Una taza de café ofrecida en un momento de angustia o una frase de aliento dicha cuando ya nada en la vida parece tener sentido pueden entrañar per se una fabulosa demostración de altruismo hacia quienes han encajado en sus fueros la embestida irracional y las desventuradas secuelas de un huracán de grandes proporciones.
Los cubanos somos expertos en esos actos nobles porque creemos que la palabra solidaridad posee un campo semántico más vasto que el conferido por el diccionario. Cuando aludimos a sus bondades, no lo hacemos por defecto desde perspectivas materiales, pues eso sería admitir que todo se puede resolver así. Se trata de que, para nosotros, en la espiritualidad hay mucho de filantropía.
Un colega me relató hace poco un hecho que confirma cuánto valemos afectivamente y efectivamente, incluso en contextos extremos. Aconteció en un centro para evacuados, la víspera del paso del huracán Irma por mi provincia.
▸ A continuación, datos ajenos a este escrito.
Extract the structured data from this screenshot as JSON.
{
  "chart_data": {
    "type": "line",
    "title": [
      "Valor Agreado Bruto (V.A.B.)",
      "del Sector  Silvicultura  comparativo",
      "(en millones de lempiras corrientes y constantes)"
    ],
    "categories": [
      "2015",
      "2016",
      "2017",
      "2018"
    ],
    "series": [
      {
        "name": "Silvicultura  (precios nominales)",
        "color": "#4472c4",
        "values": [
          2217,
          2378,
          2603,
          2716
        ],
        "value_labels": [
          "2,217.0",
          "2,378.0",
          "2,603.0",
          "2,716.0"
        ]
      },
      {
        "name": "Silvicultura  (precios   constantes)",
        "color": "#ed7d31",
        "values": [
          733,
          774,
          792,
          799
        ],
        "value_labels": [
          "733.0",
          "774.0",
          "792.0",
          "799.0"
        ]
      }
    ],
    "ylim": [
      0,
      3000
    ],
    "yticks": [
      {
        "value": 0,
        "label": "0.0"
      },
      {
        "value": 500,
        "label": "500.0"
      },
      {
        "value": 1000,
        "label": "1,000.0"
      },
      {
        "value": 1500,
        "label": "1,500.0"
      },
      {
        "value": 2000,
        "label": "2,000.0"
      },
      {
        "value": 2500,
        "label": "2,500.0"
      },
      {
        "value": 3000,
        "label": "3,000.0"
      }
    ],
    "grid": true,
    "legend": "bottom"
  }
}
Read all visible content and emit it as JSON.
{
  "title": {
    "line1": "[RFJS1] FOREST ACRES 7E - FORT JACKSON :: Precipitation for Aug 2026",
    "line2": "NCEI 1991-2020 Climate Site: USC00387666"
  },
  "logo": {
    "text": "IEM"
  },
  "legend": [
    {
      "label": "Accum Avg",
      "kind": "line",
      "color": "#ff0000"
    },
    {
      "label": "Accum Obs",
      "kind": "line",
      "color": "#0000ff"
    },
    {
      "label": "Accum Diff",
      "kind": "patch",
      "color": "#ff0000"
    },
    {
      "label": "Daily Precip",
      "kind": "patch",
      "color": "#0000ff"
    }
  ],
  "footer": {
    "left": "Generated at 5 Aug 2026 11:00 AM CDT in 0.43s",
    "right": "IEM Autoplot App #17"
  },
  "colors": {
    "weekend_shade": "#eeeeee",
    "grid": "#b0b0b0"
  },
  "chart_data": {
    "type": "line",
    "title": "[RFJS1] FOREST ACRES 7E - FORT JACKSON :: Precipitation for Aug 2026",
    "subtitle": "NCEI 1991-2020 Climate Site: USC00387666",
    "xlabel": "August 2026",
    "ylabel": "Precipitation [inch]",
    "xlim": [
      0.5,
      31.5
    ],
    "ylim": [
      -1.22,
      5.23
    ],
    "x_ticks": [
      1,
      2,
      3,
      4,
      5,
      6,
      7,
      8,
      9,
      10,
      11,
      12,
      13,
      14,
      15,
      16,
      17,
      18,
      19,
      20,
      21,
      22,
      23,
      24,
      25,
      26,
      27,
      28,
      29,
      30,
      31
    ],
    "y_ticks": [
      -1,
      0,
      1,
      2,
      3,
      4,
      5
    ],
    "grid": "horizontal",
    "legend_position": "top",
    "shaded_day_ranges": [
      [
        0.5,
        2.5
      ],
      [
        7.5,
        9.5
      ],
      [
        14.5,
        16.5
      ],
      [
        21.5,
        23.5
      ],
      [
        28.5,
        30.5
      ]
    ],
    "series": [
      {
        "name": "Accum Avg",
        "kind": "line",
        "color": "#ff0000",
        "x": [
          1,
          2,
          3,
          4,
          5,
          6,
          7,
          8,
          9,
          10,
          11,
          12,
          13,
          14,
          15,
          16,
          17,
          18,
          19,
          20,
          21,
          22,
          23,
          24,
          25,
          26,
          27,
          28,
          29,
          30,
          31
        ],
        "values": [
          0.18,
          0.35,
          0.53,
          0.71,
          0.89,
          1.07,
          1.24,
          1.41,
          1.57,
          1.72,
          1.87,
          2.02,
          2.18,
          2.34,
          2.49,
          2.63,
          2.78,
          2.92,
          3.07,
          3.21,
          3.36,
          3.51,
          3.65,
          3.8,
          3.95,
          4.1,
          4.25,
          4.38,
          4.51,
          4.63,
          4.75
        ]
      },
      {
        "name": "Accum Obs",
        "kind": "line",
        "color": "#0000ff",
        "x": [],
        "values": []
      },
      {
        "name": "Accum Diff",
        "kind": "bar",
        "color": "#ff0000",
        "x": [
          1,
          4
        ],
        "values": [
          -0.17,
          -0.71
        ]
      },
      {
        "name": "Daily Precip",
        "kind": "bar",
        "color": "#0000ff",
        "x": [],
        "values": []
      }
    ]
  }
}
Según me contó, una recién parida se quedó sin leche materna para alimentar a su bebé. Y una mujer dadivosa, con sus senos repletos, se ofreció para amamantarlo.
Cuando en 2002 fui enviado a Guatemala a reportar sobre el trabajo de los internacionalistas cubanos de la salud en los lugares más pobres y apartados de ese país centroamericano, tuve conocimiento de más de un acto magnánimo por parte de algunos de ellos. En una remota aldea del departamento de Huehuetenango, por ejemplo, un enfermero donó su sangre para salvar a un anciano que estaba casi a punto de morir. Y un médico echó mano a su magra billetera para costearle el pasaje hasta un hospital distante a una madre con su pequeño hijo urgido de cirugía. Ni uno ni otro exigieron nada a cambio.
Es que los seres humanos, amén de necesidades materiales, tenemos necesidades existenciales susceptibles de ser aliviadas desde la solidaridad, cuya filosofía ha sido demostrada por los cubanos en el desierto de Sahara, en los cerros caraqueños, en las montañas de Pakistán y en las aldeas africanas. Helados por el frío o sudando a mares en parajes de cinco continentes; con la nostalgia por la familia y por la tierra lejanas a flor de piel; insertos de lleno en escenarios sociopolíticos abismalmente distintos…
Pero la solidaridad no solo debe ser geográficamente exógena. Hay que practicarla también puertas adentro, es decir, con nuestra gente más cercana. Y si es espontánea y nacida de la nobleza, mucho mejor. En estos tiempos en que la madre natura liberó a sus demonios en forma de ciclones, tempestades y penetraciones del mar, es casi un deber cívico tender la mano al damnificado.
Conozco familias que todavía albergan en sus viviendas a decenas de personas que perdieron las suyas por la brutal embestida del huracán Irma. Todas pasan por alto las molestias que eso entraña para los suyos y ni siquiera se permiten preguntar por cuánto tiempo se extenderá esa situación. Comparten lecho y techo con la certeza de que están haciendo lo correcto.
Ser solidario significa ponerse en función de ayudar a los demás. Es ofrecer, compartir, comulgar y sentir como propia la tragedia ajena. Paradigmas legítimos de ese proceder son la taza de café, la frase de aliento, la sangre donada y el dinero ofrecido. Desde una perspectiva material, nada de eso significa gran cosa; pero desde los afectos y desde el amor, entrañan una enormidad. Porque no solo de lo material viven las personas. De eso se trata.